Post
Topic
Board Development & Technical Discussion
Re: What if I owned 1.234;567;89 BTC instead of 1.23456789 BTC?
by
GOB
on 01/10/2013, 17:27:22 UTC
why choose 3 as a place for seperators....why not one after 4 places as in 1.2345,6789

much easier IMO although I prefer none

on that note ,realize that in usd , the value to make  the last digit worth even a cent has to surpass

drumroll...1 mil !

a dime       "      0.1         "    "    "      "            (at startup)
1 usd                0.01                                      (few tears ago)
10 usd              0.001                                    (recently)
100usd renders 0.0001 equal to one cent         (currently)
1,000usd          0.00001                                 (possibly)
10,000usd        0.000001                                not likely
100,000usd      0.0000001                              dollar died by this time
1million usd      0.0000,0001                           no contest- btc declared world currency

therefore anyone betting in the last four digits are joking around wasting time or expecting future winnings to be  worth  a few thousand dollars if the last scenario happens. betting at the fifth level and waiting for economic armegeddon might be worth it   but most likley no one w food gives a rats ass about btc and people are knifing each other for that to happen!

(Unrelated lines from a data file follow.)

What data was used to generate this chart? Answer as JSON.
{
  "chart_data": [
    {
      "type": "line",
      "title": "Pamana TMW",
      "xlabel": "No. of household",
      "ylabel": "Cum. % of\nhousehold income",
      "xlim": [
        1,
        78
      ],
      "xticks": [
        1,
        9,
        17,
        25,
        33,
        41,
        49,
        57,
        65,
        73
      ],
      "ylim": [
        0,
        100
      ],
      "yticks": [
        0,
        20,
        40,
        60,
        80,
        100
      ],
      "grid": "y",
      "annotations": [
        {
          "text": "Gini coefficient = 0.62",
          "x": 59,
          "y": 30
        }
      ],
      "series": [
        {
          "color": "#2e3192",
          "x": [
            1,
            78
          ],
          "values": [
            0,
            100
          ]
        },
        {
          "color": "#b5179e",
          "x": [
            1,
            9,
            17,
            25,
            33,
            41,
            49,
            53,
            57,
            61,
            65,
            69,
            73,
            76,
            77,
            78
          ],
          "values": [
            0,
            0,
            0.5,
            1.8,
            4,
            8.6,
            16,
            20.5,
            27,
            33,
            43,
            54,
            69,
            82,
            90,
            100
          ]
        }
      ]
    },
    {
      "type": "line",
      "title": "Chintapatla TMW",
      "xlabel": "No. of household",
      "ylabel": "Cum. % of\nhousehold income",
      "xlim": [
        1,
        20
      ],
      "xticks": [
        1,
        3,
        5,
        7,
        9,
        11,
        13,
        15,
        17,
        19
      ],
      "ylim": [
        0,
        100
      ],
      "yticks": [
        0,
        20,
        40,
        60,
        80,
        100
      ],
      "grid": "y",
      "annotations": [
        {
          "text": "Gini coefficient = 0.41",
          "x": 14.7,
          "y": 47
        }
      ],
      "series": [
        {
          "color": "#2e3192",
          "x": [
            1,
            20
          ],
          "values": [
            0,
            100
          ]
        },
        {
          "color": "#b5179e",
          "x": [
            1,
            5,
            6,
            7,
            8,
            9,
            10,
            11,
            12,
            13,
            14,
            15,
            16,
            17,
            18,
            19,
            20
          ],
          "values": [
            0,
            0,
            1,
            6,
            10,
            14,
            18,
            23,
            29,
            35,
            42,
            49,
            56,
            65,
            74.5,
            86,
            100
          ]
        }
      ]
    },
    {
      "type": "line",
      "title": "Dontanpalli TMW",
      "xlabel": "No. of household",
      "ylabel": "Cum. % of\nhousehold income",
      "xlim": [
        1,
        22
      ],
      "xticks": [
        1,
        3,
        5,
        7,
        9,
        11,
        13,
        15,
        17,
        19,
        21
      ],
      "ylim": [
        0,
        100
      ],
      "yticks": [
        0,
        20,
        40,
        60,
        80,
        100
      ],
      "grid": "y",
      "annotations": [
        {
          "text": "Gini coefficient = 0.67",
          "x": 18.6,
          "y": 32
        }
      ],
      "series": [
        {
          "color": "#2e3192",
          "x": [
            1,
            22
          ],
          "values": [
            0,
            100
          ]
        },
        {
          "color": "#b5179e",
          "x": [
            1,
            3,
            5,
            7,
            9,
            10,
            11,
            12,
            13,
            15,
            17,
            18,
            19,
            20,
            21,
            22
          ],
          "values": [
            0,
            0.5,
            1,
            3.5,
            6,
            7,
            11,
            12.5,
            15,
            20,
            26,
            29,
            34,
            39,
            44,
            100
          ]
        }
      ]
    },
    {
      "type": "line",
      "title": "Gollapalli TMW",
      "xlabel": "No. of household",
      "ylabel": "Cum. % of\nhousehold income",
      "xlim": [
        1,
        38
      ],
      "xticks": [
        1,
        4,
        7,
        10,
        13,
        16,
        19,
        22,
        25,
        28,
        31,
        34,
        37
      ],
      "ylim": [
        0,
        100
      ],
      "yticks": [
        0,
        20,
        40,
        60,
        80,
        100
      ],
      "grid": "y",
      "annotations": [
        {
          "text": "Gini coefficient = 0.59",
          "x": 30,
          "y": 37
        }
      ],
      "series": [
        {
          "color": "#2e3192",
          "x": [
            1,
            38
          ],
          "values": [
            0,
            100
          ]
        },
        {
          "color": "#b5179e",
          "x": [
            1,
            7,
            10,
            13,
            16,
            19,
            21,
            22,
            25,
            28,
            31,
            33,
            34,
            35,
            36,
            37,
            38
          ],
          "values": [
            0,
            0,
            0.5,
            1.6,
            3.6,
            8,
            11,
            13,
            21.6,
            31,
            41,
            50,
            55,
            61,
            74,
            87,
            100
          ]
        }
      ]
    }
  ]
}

btw is that an android v 20 you've got there (stab,stab!)

Please note that my point here isn't that this is necessary because we're going to 1BTC=$1 million soon. Rather, my point is that we, as bitcoiners, are dealing with numbers with 8 decimal places on a regular basis now, for a variety of reasons. Perhaps there is no tradition for thousandths  separators as there is for thousands separators because there simply hasn't been much of need for it till now.

I'll give you one example that I run into every day: betting on Just-Dice. Which is bet is larger? 0.0000120 or 0.00000875? I know you can count the zeros, but it wasn't obvious at first glance, was it? Now look at the column of bets on just dice. True, a bet of a couple hundred satoshi is just as insignificant in dollars as a bet of a few thousand satoshi, but one is 10x the other. If you're running a bot to martingale (for example), slipping up on one zero can make a world of difference.

This is the very reason we have thousands separators: it makes it easier to identify numbers with a quick glance (what's larger? 23402455945 or 6942382230? What if I asked like this: 23,402,455,945 or 6,942,382,230?)